16 September 2022
Big Data Management and Analytics
This course introduces systems and techniques for storing, querying, and working with datasets that are too large, too complex, or simply too inconvenient to work with on a single machine or programming language. Participants learn the foundations necessary to work with available “Big Data systems” on their own, whether in a local installation or via cloud computing. It is organized in a workshop format, i.e., morning sessions that introduce and discuss key concepts and techniques, followed by practical sessions in which participants gain hands-on experience on selected systems and applications. The course makes use of Python as the main programming language; it's one of the most suitable languages for data science with large, complex datasets.
Prof. Dr. Rainer Gemulla, Adrian Kochsiek
Participants will find the course useful if:
▪ They want to work with large and/or complex datasets.
▪ They want to leverage available data management and processing solutions (either locally or in the cloud) for improved efficiency and ease of use.

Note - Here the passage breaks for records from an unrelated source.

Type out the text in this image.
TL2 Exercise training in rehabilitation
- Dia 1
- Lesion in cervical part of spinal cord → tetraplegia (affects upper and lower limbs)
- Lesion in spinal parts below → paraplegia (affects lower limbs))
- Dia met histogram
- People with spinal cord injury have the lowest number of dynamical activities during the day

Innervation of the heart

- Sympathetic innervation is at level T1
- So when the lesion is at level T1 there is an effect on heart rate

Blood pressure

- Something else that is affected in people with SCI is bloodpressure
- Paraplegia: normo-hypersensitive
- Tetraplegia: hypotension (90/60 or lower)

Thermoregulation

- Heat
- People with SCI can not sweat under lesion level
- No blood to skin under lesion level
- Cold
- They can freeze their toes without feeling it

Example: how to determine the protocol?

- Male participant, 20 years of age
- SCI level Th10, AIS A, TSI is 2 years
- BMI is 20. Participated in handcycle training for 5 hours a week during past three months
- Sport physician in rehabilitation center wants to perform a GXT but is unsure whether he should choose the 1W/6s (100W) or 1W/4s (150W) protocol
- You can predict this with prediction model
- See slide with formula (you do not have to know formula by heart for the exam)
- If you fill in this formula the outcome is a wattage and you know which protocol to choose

By the end of the course participants will:
▪ Understand different data representations (including relational data, semi-structured data, and graph data) and their advantages/disadvantages.
▪ Be able to process structured data in Python (using Pandas).
▪ Know how to insert, update, and query structured data in a relational database system using the SQL query language (using MySQL).
▪ Be familiar with the Apache Spark framework for performing computations on large datasets.
▪ Be able to perform basic parallel data processing with Apache Spark.
▪ Know basic types of NoSQL systems as well as their properties.
▪ Be able to store, query, and process semi-structured data in a NoSQL database (e.g., Apache HBase or MongoDB)
EUR 500: Students
EUR 750: Academics